French-Style Secularism Under Scrutiny

Arson attack on the Church of the Immaculate Conception in Saint-Omer, September 2, 2024
Pope Francis, while receiving in audience Eric de Moulins-Beaufort, Archbishop of Reims and President of the Conference of Bishops of France (CEF), on December 18, 2024, confided that he viewed French-style secularism "with a bit of distance."
This "gently critical" judgment is informed by a recent survey by the Pew Research Center (PRC). For almost 20 years, this center has been evaluating restrictions on religion in various countries around the world.
To do this, it uses two criteria: the Government Restrictions Index (GRI) and the Social Hostility Index (SHI), or the way in which society reacts to a religion present in its territory, or to ethical positions emanating from a religion regarding issues such as abortion, homosexuality, etc.
The figures just published by the American institute at the end of 2024 are in fact the culmination of a long synthesis work that offers an overview of the period from 2018 to 2022.
In 2022, the median results on the two indices are 3 out of 10 for the GRI and 1.6 out of 10 for the SHI, keeping in mind that according to the PRC, the index deemed "moderate" for the GRI is between 2.4 and 4.4 out of 10, while it is between 1.5 and 3.5 in the case of social hostility.
Two lessons emerge from the study: on the one hand, government constraints on religion seem to have reached a peak; on the other hand, the GRI on religion and the SHI towards religious groups go hand in hand. These two lessons are observed over the period 2018-2022 in three-quarters of the 198 countries where the survey was conducted.
Thus, for South Korea, New Zealand, or the United States, their two indices are at a low or moderate level, as in 60% of the countries studied. Conversely, Afghanistan, Algeria, India, and China reveal two indices in the red, which is the case for 12% of the countries studied and where it is not good to live as a believer, and as a Christian in particular.

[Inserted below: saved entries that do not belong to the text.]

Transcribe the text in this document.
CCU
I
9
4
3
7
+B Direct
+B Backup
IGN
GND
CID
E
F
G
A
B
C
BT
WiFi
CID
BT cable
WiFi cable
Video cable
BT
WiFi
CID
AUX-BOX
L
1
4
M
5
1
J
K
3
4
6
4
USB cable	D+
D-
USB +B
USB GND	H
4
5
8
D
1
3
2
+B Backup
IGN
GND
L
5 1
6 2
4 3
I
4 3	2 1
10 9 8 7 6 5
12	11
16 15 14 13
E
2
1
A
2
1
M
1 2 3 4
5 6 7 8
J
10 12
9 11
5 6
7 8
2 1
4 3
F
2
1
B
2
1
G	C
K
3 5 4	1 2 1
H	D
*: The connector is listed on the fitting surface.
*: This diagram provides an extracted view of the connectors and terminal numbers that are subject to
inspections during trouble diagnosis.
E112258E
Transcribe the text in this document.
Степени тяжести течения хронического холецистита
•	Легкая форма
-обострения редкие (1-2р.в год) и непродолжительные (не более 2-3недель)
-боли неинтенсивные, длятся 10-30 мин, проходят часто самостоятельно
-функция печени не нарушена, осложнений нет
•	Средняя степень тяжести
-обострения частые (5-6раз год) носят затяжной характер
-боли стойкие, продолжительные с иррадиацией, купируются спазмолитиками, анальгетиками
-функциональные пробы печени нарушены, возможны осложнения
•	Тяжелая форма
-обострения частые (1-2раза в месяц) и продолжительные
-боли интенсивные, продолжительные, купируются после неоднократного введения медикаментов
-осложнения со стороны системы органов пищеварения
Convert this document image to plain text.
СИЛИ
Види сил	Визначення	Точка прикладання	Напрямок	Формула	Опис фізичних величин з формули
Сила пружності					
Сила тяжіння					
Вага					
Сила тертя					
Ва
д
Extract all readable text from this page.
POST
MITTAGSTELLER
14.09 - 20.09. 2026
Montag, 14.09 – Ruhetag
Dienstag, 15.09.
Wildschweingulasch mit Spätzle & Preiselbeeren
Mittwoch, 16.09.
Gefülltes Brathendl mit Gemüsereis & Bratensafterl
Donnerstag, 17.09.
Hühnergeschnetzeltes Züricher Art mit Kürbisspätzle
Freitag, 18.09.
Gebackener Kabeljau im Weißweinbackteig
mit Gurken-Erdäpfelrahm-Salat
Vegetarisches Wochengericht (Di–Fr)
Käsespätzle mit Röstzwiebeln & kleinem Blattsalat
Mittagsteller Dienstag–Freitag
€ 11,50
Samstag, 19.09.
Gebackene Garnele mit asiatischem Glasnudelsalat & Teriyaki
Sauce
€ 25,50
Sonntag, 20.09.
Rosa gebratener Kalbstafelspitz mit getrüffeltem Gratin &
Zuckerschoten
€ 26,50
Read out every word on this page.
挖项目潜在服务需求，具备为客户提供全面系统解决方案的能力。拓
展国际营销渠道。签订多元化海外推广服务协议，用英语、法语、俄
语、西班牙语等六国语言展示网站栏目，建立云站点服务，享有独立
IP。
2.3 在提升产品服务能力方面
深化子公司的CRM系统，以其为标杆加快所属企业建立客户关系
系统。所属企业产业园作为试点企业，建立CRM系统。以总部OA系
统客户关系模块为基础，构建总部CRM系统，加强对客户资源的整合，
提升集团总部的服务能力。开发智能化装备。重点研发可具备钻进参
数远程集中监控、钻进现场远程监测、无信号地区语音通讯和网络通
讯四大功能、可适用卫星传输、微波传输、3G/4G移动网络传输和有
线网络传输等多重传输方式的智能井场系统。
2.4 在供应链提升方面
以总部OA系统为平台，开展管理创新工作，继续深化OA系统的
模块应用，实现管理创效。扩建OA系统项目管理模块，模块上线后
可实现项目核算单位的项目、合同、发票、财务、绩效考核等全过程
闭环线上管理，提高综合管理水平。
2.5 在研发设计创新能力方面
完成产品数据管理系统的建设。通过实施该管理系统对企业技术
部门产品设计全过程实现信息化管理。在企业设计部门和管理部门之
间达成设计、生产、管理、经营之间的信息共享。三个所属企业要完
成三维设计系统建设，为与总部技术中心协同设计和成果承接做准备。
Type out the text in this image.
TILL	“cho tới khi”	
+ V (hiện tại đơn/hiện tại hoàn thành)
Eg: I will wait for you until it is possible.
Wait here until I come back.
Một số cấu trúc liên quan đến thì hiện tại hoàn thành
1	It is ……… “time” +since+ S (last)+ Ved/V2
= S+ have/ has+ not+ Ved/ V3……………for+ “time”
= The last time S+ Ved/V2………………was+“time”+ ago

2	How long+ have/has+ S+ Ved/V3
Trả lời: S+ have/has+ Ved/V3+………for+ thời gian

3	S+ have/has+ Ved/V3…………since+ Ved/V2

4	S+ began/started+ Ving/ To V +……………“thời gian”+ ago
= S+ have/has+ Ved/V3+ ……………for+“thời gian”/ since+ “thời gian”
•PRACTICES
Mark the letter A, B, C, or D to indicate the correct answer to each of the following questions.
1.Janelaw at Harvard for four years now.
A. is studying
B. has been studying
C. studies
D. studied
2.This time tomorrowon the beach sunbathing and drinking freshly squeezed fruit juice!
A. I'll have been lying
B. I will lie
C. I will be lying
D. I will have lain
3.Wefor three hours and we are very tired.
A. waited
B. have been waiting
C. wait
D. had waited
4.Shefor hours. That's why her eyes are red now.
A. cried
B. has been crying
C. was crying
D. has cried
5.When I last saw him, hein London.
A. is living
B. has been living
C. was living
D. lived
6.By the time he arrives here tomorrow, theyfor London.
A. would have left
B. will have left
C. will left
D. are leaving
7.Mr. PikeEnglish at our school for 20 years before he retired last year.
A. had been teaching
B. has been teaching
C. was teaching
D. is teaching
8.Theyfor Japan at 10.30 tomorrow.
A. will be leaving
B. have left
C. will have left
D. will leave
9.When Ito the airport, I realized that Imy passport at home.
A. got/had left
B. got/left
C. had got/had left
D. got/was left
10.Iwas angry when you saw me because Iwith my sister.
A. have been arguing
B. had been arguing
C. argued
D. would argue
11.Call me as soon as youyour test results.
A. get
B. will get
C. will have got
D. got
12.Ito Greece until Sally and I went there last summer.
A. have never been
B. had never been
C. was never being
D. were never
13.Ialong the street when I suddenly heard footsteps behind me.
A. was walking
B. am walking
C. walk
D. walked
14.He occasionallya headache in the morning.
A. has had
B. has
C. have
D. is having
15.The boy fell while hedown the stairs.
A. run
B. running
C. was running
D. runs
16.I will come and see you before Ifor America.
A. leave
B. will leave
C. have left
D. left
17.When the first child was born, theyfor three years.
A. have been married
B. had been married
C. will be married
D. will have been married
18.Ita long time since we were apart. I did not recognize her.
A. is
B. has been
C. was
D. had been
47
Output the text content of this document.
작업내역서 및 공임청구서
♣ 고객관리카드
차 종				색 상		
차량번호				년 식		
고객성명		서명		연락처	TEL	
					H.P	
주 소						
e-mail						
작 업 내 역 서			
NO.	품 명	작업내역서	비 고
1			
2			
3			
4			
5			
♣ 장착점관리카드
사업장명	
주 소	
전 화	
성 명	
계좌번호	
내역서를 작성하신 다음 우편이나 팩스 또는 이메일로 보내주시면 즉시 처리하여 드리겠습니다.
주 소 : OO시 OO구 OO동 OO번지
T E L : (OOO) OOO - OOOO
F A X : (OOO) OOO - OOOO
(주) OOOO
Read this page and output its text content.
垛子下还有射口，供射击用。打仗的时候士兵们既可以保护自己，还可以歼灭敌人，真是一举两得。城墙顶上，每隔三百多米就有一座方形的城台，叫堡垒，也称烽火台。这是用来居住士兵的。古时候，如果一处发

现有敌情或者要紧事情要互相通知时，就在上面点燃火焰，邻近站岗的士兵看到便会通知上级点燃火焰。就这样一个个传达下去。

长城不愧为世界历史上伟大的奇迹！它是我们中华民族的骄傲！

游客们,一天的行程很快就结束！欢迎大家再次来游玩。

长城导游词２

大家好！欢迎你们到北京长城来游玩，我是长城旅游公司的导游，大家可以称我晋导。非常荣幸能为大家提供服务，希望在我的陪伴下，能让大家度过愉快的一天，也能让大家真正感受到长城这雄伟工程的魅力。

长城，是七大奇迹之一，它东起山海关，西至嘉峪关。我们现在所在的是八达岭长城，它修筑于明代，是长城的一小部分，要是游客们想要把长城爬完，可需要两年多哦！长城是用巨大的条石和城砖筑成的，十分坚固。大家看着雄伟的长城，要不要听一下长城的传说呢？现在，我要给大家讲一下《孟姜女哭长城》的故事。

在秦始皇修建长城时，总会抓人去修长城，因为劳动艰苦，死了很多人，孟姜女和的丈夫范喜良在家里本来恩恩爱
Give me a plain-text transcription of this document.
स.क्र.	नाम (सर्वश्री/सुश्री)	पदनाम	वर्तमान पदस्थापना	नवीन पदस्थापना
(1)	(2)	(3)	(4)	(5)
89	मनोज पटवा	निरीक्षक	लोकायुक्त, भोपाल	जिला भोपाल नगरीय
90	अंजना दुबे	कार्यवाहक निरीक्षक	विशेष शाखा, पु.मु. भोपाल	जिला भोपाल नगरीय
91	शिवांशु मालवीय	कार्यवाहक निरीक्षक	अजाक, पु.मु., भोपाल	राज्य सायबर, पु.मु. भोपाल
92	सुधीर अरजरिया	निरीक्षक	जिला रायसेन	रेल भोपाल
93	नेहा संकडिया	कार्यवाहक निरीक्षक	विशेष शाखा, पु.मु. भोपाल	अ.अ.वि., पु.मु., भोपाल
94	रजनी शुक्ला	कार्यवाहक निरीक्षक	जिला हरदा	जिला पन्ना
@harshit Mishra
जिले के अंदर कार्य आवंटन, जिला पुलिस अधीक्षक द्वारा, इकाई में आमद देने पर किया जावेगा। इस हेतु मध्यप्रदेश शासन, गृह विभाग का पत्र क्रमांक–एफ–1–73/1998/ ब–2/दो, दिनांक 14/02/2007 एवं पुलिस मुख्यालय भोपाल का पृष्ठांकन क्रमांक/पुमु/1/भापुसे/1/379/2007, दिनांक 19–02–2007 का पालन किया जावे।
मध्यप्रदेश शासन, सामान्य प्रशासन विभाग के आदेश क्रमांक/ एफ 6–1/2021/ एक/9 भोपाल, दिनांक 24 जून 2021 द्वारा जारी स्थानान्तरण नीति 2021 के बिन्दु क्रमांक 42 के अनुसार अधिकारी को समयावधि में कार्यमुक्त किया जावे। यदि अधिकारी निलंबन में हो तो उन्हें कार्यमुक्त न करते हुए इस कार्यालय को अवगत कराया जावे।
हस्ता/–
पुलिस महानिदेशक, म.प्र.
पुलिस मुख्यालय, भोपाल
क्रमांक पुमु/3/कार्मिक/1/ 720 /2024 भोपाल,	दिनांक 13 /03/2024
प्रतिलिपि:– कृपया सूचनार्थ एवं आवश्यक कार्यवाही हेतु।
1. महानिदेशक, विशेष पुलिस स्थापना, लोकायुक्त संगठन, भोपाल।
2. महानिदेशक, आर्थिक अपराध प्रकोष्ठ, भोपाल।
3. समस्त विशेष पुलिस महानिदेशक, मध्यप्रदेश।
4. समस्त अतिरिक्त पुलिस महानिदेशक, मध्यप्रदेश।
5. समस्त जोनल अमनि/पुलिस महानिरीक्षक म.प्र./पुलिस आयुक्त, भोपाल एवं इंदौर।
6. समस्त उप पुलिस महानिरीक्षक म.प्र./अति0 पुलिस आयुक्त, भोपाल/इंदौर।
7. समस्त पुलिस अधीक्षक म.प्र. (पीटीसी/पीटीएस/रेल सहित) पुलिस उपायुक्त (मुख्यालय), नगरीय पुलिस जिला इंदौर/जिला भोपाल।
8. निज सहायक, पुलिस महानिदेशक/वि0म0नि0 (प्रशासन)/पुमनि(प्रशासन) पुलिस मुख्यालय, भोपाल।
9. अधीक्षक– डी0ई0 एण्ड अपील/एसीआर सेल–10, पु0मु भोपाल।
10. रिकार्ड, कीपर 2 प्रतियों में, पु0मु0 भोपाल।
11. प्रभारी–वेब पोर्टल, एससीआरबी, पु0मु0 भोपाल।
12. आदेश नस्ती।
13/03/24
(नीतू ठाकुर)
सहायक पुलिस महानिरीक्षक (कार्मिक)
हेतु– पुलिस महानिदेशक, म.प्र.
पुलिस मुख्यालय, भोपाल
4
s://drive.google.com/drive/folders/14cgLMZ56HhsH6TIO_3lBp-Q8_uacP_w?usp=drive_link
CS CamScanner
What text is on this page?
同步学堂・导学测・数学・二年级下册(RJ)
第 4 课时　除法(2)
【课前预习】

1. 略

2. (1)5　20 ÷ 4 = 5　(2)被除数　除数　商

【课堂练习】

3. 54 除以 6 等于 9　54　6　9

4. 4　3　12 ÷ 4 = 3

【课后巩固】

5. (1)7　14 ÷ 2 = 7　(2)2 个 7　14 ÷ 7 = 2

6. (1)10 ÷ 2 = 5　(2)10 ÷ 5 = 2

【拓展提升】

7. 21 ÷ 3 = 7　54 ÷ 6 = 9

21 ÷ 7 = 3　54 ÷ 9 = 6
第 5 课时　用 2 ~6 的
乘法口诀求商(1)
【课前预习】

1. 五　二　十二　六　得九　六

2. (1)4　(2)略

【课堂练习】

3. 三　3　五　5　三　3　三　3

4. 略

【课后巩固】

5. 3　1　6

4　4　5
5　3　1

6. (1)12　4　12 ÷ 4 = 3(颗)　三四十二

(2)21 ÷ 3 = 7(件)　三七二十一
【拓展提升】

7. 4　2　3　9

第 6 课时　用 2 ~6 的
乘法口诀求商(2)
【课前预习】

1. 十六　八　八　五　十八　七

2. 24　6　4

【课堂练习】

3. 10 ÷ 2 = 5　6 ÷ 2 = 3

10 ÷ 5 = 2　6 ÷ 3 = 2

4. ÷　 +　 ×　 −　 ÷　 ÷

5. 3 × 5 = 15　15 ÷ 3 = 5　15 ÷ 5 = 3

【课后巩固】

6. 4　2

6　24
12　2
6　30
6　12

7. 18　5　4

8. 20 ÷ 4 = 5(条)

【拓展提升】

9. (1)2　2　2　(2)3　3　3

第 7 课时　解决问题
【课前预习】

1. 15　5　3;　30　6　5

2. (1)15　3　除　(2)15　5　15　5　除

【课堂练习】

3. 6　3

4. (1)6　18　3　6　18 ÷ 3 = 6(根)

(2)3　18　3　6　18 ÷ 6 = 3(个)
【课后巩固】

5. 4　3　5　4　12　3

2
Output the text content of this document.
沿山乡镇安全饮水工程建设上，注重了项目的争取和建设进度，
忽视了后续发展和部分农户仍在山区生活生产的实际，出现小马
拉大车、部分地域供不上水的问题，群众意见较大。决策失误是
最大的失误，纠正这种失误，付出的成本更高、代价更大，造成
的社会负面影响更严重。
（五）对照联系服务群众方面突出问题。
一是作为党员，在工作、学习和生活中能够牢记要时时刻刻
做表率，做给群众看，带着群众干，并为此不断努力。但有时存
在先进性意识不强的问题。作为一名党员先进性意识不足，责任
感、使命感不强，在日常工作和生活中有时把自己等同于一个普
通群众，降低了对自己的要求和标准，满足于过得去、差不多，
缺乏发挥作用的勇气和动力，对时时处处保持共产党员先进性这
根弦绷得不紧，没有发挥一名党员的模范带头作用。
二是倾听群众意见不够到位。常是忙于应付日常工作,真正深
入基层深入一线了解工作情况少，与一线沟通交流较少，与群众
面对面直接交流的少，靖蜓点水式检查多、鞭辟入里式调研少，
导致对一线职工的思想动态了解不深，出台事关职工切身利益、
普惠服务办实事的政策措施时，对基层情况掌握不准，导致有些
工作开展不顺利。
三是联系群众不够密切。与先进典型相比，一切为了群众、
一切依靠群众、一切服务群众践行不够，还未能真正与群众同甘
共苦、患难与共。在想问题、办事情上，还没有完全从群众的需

But one figure attracts the reader's attention, especially when they live in France: it appears that France is the country within the European Union in which religious restrictions and social hostility are at their highest level: 6.0 for the GRI and 5.9 for the SHI.
The many anti-Christian acts recorded, the hostility towards the positions recalled – often timidly – by the Church of France on the right to life or relative to the ideology of “gender,” the constraints weighing on private schools in terms of school content, the expansion of the “right” to abortion and the prospect of the law on euthanasia trouble the religious convictions of many health personnel.
It would be easy to put the observation into perspective by saying that the situation is still brighter in France than in North Korea, but the facts are there. It is in this context that one can understand the repeated criticisms by Pope Francis of French secularism, accusing it of considering religion “as a subculture and not as a culture in its own right.”
One should also remember the clear words of Pope St. Pius X in the encyclical Vehementer Nos, criticizing a secularism "contrary to the order very wisely established by God in the world, an order that requires a harmonious concord between the two societies (civil and religious).”